Why are Congress’ Hands Tied?
Some of this is a symptom of rising partisan polarization. Presidents can now depend on congressional co-partisans usually being aligned with them substantively on policy and largely unwilling to criticize them in ways that weaken the party politically. Increasing frustration over Senate partisan gridlock has encouraged executive branch fixes to major policy problems, and muted institutional defenses of Congress by members of the president’s party.
The resulting dynamic has politically empowered the president. Opposition party members in Congress complain bitterly about executive aggrandizement.

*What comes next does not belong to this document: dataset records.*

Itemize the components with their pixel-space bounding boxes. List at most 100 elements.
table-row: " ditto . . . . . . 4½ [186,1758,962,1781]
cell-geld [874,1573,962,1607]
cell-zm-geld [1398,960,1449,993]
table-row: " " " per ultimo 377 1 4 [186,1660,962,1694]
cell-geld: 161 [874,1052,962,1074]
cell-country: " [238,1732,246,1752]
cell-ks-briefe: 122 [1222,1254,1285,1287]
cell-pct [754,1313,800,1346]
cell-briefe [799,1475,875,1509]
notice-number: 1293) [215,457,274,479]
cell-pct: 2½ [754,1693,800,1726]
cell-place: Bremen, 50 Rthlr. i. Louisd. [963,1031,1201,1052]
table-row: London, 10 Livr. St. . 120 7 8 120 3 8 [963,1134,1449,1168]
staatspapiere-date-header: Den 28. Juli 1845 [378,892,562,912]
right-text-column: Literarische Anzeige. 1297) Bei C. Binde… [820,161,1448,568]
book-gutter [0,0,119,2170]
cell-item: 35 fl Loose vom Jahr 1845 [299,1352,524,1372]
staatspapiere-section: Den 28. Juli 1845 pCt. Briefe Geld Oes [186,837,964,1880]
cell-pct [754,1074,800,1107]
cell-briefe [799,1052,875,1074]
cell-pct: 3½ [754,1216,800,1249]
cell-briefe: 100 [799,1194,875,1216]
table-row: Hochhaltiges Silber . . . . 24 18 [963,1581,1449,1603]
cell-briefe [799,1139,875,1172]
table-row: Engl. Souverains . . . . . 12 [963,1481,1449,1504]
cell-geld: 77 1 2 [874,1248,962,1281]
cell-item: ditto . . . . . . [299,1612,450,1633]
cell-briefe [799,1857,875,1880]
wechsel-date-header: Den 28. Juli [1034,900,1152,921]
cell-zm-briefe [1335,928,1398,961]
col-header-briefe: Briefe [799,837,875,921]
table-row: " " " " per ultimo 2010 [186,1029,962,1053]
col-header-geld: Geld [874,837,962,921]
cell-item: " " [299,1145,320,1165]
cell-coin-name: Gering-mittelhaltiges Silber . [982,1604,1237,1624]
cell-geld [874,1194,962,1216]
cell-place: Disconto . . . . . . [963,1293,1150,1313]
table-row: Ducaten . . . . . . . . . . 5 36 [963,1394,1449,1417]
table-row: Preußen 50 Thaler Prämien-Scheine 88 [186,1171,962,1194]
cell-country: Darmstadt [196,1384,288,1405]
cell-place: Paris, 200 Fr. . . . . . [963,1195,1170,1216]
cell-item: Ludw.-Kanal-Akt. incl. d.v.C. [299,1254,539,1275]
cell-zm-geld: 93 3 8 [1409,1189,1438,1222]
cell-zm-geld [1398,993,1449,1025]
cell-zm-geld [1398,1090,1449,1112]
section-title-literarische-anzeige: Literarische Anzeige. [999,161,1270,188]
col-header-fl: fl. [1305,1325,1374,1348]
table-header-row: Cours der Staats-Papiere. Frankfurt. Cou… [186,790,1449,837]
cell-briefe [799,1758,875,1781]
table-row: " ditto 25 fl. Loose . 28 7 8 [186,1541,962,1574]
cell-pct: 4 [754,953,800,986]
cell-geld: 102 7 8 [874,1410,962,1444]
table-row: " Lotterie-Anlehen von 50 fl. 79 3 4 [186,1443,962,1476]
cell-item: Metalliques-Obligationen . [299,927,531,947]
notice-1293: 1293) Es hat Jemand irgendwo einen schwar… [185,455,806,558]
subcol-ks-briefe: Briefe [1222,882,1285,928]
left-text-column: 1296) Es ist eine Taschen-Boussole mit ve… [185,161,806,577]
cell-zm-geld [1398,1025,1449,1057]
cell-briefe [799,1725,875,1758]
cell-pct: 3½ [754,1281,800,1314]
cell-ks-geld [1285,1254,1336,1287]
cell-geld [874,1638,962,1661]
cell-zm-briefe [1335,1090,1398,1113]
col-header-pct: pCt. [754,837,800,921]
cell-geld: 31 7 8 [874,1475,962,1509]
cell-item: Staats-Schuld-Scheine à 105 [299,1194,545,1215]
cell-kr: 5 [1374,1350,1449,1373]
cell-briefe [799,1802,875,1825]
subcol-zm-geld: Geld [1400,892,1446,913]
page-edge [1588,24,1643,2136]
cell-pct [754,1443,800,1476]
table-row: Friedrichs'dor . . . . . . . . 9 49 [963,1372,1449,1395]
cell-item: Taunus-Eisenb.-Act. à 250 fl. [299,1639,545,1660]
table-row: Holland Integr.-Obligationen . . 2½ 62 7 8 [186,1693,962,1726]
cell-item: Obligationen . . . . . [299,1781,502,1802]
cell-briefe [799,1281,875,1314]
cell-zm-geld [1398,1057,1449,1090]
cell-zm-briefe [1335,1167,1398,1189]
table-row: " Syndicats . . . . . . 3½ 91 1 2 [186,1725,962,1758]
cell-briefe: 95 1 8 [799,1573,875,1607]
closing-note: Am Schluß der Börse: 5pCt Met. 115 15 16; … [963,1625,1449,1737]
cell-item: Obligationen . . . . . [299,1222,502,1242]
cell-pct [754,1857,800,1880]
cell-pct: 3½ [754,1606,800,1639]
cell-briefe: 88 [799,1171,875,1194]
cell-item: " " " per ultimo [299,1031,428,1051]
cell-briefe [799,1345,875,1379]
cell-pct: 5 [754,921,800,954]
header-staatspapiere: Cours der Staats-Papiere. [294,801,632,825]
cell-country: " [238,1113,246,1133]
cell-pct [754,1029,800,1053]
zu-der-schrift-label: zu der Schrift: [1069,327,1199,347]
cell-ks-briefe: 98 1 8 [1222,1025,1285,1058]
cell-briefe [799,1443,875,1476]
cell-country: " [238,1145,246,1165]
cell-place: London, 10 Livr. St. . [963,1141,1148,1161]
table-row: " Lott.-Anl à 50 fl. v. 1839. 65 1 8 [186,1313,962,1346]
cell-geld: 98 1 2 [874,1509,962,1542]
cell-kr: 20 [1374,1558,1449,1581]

But upon winning the presidency, many partisans see no sense in trying to rein in executive behavior; indeed, many explicitly see aggressive executive action as a primary source of policymaking. For all the complaints about the Bush, Obama, and Trump administrations, neither Democrats nor Republicans have shown much collective interest in reining in the creative policymaking of their own presidents. By taking this action during the period of united government before the midterms, Biden has also accelerated the trend of his predecessors, who engaged in such actions after midterms that lost their congressional majorities.
The problem is also institutional. Congressional capacity continues to be underfunded, and this directly translates into an inability to compete politically with the president. Despite some changes for the better—more funding for congressional staff, minimum and maximum staff salary increases—the legislative branch has still never expanded to meet the growth in the size and authority of the executive branch post- 9/11. Oversight capacity continues to lag far behind what is necessary.
Congress has also lost one of its key tools that formerly prevented runaway executive policymaking: the legislative veto. Prior to being ruled unconstitutional in INS v. Chadha (1983), Congress would routinely provide statutory discretion to the executive branch, but retain the right to nullify any individual use of that discretion with a majority vote in one or both chambers of Congress.
After the Chadha decision, Congress was left with the much weaker tool of the disapproval resolution, which requires submission to the president, who predictably vetoes attempts to rein in his own actions. The 116th Congress voted to end the Trump national emergency related to the border wall. Prior to Chadha, that would have been the end of it. In 2019, Trump simply vetoed the disapproval resolution.
What Could be Done to Empower Congress?
Congress can make institutional changes to fix this. One solution would be to convert all disapproval resolutions to approval resolutions, sunsetting presidential uses of statutory powers unless Congress affirmatively agrees with them. More broadly, Congress could sunset entire statutory grants of power to the president (such as war authorizations), such that inaction by Congress would extinguish the power, rather than the supermajorities currently needed to repeal them over vetoes.
Structural changes, however, can only go so far. If partisan members of Congress continue to prioritize substantive policy over institutional power, the trend to ever-greater executive branch policymaking will continue. Student loan forgiveness may be smart and sound policy. Creating it via executive branch discretion in ways Congress did not intend is, at best, a bad precedent.
The value of a republic lies in part on the strengths of legislative government—a diverse membership, local representation, and public deliberation over policy. Executive branch policymaking provides none of those benefits. When large, expensive policies are wholly crafted in this manner, it’s bad for Congress. But it’s also bad for American democracy.